While not quite as horrifically bad as some of the early reviews from Cannes would lead you to believe, this pic is still way too long (by at least 30 minutes), has miserable dialogue, uninspired acting, an overbearing score from the king of overbearing scores—Hans Zimmer—and at least three false endings.
Helmer Ron Howard proves once again that he can deliver heartwarming fare à la Splash (1984) Cocoon (1985), and Parenthood (1989), but seems to miss the mark—more often than not—once the scope is widened.
In this movie, chases are strangely unexciting, there is zero chemistry between the leads, many plot points are poorly explained while others are covered in too much detail for a motion picture, and, it must be said, the putrid nonsense of Dan Brown’s mega-bestseller simply cannot stand filmic exposition.
Harvard professor of symbology (yeah, right) Robert Langdon (Tom Hanks) is called in to help investigate the murder of Louvre curator Jacques Sauniere (Jean-Pierre Marielle). Officially, this investigation is under the control of gruff police captain Fache (Jean Reno), although another cop, Sophie Neveu, (Audrey Tautou) manages to impose herself on the proceedings.
That’s a good thing, since Fache is convinced that Langdon is actually the perp, and Sophie is worried about dear Robert. It seems that the murder is part of an elaborate battle between various fringe factions of the Church, caught up in intrigue and conspiracy, to protect the “secret” of the Holy Grail. Next thing you know, Robert and Sophie are at the estate of fanatic Grail expert Sir Leigh Teabing (Ian McKellen) to try to put it all together.

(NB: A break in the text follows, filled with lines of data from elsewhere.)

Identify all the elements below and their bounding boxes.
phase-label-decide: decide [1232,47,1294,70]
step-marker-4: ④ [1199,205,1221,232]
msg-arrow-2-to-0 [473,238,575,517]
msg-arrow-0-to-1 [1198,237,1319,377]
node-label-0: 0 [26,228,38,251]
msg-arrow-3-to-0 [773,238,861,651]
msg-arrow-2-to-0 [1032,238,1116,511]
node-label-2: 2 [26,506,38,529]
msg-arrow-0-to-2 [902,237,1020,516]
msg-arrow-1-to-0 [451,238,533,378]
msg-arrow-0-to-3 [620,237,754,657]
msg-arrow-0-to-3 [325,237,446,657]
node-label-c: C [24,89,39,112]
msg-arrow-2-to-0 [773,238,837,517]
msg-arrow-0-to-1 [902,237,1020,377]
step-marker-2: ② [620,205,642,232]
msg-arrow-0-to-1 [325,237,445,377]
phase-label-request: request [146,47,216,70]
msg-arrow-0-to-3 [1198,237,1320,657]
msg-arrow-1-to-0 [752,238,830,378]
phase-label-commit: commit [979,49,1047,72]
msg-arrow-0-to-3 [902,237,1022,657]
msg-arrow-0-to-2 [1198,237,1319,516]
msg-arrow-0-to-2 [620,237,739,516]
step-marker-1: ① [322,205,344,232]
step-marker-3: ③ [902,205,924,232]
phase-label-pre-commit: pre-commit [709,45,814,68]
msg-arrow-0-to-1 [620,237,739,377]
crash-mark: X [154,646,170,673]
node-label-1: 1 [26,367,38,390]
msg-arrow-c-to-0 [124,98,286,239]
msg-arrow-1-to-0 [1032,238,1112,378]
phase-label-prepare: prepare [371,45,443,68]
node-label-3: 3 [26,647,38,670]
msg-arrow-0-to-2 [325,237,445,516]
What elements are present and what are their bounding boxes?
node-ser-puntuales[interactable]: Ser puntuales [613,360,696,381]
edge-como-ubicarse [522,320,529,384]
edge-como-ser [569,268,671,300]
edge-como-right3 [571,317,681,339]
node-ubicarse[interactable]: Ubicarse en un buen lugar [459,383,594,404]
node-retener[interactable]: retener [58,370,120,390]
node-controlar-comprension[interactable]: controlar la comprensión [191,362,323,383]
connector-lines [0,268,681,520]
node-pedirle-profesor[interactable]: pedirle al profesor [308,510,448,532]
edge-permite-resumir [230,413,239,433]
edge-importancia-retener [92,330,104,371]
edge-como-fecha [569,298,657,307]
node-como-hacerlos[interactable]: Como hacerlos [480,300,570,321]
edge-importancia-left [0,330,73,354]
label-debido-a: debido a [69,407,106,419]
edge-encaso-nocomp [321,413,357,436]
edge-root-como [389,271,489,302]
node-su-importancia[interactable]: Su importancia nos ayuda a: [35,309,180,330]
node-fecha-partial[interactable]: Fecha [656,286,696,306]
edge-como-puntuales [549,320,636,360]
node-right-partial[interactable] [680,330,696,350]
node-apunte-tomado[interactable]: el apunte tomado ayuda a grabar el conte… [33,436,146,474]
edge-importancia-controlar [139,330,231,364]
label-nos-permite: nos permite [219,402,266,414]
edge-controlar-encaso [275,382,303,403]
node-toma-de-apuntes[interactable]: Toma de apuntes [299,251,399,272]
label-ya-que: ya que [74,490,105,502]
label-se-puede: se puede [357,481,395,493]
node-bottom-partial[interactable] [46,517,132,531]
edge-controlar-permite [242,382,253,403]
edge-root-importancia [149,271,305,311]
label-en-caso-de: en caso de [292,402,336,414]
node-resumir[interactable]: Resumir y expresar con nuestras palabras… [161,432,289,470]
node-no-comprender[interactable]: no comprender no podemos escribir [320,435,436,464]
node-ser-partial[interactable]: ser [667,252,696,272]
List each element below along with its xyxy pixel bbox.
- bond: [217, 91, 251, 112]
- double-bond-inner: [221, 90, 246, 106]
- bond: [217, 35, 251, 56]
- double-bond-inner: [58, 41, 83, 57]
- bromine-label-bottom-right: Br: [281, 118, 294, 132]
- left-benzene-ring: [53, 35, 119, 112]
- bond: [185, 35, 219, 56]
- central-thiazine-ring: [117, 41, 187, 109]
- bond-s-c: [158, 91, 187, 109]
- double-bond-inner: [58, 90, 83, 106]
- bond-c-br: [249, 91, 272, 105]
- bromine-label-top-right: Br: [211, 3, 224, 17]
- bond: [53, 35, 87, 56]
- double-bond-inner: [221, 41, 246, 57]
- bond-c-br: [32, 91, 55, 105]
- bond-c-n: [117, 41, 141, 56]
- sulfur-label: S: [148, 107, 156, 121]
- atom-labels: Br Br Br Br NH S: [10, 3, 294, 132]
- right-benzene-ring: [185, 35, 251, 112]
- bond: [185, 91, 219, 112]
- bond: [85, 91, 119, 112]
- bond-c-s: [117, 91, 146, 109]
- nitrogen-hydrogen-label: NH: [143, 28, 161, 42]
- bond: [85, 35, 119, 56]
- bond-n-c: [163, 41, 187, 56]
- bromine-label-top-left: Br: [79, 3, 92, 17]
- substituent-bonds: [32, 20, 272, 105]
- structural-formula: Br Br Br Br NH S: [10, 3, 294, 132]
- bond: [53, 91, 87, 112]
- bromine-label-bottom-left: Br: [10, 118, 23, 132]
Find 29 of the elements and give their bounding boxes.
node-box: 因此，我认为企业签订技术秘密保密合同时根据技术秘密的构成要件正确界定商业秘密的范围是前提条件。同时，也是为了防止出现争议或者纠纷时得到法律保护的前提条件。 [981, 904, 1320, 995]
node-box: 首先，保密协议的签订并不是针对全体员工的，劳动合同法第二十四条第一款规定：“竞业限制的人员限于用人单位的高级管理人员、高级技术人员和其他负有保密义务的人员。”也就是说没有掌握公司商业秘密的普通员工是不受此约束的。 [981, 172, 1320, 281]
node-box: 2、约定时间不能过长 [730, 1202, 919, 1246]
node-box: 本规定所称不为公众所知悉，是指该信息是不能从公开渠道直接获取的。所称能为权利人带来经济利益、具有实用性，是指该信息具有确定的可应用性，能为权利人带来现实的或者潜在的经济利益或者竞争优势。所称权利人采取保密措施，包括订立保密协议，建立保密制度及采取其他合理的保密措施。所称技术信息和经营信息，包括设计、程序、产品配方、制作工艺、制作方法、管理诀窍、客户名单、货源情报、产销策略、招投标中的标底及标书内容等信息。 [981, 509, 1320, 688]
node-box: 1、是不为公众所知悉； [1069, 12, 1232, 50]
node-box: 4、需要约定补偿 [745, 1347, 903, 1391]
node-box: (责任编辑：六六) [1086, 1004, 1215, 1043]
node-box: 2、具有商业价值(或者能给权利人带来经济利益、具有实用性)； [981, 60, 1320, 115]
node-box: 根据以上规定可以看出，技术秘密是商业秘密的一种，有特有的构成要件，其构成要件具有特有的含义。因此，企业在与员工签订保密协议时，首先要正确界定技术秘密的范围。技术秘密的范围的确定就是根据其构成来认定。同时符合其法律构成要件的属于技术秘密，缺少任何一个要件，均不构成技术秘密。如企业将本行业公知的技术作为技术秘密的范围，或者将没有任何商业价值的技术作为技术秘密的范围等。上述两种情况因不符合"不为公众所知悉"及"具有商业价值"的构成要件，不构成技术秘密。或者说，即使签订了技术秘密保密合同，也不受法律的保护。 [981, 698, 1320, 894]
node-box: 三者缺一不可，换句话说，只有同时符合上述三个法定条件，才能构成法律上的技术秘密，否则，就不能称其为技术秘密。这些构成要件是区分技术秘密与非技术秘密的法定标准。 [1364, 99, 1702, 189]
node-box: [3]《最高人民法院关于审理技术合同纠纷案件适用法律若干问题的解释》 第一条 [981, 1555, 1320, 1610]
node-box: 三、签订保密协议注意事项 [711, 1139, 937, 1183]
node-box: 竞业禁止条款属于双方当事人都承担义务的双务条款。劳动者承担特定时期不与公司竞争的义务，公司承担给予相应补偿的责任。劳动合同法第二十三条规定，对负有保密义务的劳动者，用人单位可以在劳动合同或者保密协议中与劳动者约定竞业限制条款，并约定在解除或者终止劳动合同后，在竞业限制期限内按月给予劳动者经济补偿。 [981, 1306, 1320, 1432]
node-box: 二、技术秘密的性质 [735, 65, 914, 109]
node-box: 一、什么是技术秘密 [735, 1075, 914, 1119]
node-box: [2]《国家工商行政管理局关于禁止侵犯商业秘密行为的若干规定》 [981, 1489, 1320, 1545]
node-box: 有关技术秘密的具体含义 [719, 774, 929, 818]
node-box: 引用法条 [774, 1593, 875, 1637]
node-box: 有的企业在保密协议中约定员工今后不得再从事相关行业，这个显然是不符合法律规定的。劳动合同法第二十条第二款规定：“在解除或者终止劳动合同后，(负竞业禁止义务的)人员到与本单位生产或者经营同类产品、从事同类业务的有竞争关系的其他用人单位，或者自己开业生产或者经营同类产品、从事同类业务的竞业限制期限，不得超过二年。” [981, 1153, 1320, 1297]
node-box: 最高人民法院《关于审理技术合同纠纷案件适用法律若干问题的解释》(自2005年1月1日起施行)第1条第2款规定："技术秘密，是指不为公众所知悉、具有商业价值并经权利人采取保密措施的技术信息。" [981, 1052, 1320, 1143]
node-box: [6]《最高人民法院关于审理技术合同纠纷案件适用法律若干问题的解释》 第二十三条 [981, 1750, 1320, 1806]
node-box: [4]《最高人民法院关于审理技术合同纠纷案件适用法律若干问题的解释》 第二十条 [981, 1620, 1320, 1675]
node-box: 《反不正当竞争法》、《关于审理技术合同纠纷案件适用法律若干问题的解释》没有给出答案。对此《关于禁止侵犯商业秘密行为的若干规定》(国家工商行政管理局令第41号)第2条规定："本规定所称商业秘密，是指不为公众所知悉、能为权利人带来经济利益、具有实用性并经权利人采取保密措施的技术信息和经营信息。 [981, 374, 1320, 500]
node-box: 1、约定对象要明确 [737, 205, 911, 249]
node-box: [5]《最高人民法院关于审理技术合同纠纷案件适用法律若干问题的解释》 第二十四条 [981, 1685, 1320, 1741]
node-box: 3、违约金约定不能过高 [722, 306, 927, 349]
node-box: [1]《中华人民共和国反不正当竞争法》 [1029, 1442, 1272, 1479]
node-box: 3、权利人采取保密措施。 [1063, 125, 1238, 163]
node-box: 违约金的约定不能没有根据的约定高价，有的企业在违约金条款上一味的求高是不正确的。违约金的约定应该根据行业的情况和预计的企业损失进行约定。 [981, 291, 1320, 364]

Teabing more than obliges, what with an at-the-ready multimedia presentation of the Grail, “proving” that the Grail is not a drinking vessel, but rather refers to Mary Magdalene, the vessel holding Jesus’ daughter. Yup, St. Mary M. was pregnant at the Crucifixion, at least in the fantasy world of Dan Brown.
You see, it is not St. John in Da Vinci’s Last Supper at all. It’s “really” Mary Magdalene. How do we know this is true, you might ask. Well, it has to be true to propel the plot of the book and the film. Besides, if you were a shadowy group that wanted to keep all this secret, you would surely expose it in one of the most famous paintings of all time, wouldn’t you?
The most important thing would be to hide the location of the remains of St. Mary Magdalene, because then someone could perform DNA analysis against her descendant, who, despite being aware of all this intrigue and the damage it could do to the faithful, would of course reveal herself (whoops–spoiler). And, even if the DNA match occurred on remains somehow authenticated to be those of St. Mary M., at best, the line could be drawn back to Magdalene, still only proving that she had a child, which although not mentioned in the Gospels, has never been denied specifically by anyone. How this proves that Jesus was the father is not explained.
The story plays out, replete with scenarios that are, to be kind, unlikely, including the revelation of the current living member of the blood line, with as much melodrama as you can get away with in a 2006 flick. How much box office this pic does is anybody’s guess. Movie bucks are traditionally driven by kids, and kids don’t read books like The Da Vinci Code, nor are they typically interested in turgid conspiracy potboilers.
Still, if die-hard fans flock to the theaters, the first few weeks could be strong. My hunch is that those that love the book will not like the movie, and word-of-mouth could prevent this one from earning back its cost. All in all, a surprisingly poor effort for a book that the experts thought was ideal cinematic material.